A few pics from the hunt.  5 of us went and shot 30 birds.  

27 ring-necks, 2 woodies, and 1 green head.


----------



## HALOJmpr (Jan 4, 2011)

Congrats on a great hunt.  I had a woodie snatched by a gator this morning where I hunted ..... I hunt a spring some and the water stays 65 degrees plus year round.  If you turn a dog out there you're rolling the dice even with the clear water.


----------



## JDARRACOTT (Jan 4, 2011)

we lost two ducks on sunday to gators in charleston Sc, and the water was shallow. didn't notice them until they already had the ducks in their mouth chomping away. I have a lab too and i wont use her. Use a boat its a lot easier.


----------



## G Duck (Jan 5, 2011)

Killin Time said:


> I would only hunt a dog when there are gators around if it is not a black lab



????????????????????????????????????????????????????


----------



## basslure (Jan 5, 2011)

We hunted float tubes the week after Christmas on Seminole.

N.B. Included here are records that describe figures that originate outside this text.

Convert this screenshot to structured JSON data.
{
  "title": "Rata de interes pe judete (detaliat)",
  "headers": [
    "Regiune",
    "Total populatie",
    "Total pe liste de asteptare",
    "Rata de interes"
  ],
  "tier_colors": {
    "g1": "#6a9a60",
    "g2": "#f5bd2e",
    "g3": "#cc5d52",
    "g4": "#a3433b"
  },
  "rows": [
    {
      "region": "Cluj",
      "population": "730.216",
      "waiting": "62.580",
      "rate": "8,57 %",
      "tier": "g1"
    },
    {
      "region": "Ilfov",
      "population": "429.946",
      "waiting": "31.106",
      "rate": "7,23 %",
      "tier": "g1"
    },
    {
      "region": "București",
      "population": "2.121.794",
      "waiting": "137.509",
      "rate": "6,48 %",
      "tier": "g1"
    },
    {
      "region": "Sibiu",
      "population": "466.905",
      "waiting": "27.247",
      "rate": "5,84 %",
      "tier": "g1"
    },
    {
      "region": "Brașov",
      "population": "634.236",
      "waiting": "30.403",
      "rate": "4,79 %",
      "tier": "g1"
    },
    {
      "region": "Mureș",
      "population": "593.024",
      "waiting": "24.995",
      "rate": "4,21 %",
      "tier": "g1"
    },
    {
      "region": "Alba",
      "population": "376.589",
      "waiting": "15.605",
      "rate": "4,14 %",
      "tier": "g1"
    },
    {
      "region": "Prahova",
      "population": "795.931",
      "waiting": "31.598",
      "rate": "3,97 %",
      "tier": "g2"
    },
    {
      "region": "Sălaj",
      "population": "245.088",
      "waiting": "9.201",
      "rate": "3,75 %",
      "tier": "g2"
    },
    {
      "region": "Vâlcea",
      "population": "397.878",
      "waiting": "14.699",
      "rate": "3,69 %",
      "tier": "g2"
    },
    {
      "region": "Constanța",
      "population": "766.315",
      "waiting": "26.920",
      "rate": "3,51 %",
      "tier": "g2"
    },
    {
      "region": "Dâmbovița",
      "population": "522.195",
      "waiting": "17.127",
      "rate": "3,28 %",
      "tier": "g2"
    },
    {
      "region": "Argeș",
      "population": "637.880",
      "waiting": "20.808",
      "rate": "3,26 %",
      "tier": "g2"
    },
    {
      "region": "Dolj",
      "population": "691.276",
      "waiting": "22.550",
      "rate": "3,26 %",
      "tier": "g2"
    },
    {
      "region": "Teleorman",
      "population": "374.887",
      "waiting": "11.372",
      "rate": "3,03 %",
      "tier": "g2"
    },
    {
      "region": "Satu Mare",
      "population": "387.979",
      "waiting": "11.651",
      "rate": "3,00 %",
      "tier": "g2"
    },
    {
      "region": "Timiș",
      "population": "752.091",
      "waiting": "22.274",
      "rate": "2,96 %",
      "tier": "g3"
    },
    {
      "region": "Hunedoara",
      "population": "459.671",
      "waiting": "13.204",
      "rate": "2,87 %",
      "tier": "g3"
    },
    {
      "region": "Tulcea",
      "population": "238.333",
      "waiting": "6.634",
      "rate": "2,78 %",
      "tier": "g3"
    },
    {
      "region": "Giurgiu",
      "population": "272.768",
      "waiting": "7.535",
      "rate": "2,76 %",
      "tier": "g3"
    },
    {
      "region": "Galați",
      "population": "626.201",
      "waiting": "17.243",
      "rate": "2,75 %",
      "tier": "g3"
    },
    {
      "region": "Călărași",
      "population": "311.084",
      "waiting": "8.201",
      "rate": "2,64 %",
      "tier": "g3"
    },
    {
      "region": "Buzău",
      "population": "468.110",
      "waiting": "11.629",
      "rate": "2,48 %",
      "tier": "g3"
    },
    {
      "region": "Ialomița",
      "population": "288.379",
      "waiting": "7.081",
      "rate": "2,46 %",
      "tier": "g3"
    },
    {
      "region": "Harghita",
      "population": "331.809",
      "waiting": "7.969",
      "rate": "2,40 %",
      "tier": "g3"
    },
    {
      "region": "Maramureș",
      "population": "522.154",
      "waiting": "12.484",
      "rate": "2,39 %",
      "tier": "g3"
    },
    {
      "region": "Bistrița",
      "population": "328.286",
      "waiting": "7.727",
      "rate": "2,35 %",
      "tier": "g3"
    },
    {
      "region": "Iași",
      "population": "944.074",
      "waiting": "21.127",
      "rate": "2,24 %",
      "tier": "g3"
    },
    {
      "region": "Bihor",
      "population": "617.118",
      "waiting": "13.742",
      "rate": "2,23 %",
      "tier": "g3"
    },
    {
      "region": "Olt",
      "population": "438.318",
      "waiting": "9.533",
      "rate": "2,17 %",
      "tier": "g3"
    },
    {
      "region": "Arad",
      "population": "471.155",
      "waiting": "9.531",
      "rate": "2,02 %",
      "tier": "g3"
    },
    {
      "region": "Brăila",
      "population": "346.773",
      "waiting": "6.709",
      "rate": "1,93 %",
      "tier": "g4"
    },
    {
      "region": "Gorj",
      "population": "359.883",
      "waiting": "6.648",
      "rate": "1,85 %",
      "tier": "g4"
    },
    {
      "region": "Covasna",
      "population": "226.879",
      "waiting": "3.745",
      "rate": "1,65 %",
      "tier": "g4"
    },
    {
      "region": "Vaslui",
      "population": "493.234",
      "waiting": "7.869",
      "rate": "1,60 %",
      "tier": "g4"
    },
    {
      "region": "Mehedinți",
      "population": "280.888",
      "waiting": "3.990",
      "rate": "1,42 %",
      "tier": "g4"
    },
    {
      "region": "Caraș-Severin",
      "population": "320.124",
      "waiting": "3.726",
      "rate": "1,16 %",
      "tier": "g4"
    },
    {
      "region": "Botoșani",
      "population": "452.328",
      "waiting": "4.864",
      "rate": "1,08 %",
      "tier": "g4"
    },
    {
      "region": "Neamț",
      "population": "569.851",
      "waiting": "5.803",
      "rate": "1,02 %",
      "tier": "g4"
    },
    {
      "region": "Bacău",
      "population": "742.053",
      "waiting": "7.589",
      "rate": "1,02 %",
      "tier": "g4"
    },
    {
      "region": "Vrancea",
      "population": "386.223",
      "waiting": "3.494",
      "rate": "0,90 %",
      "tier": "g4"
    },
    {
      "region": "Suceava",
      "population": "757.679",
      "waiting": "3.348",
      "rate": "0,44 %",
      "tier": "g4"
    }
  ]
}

Didnt see any gators, but when your paddling out and hit a stump it definatly crosses you mind. We wound up getting 4 Cans.


----------



## HuntinDawg89 (Jan 5, 2011)

Louis843 said:


> Thanks fellas.  Decided not to take him and left him in the truck while we went out.  He hated it but I agree, its not worth losing your best friend over!!!



Good decision.  If you would put your dog in gator infested waters then you don't deserve your dog.


----------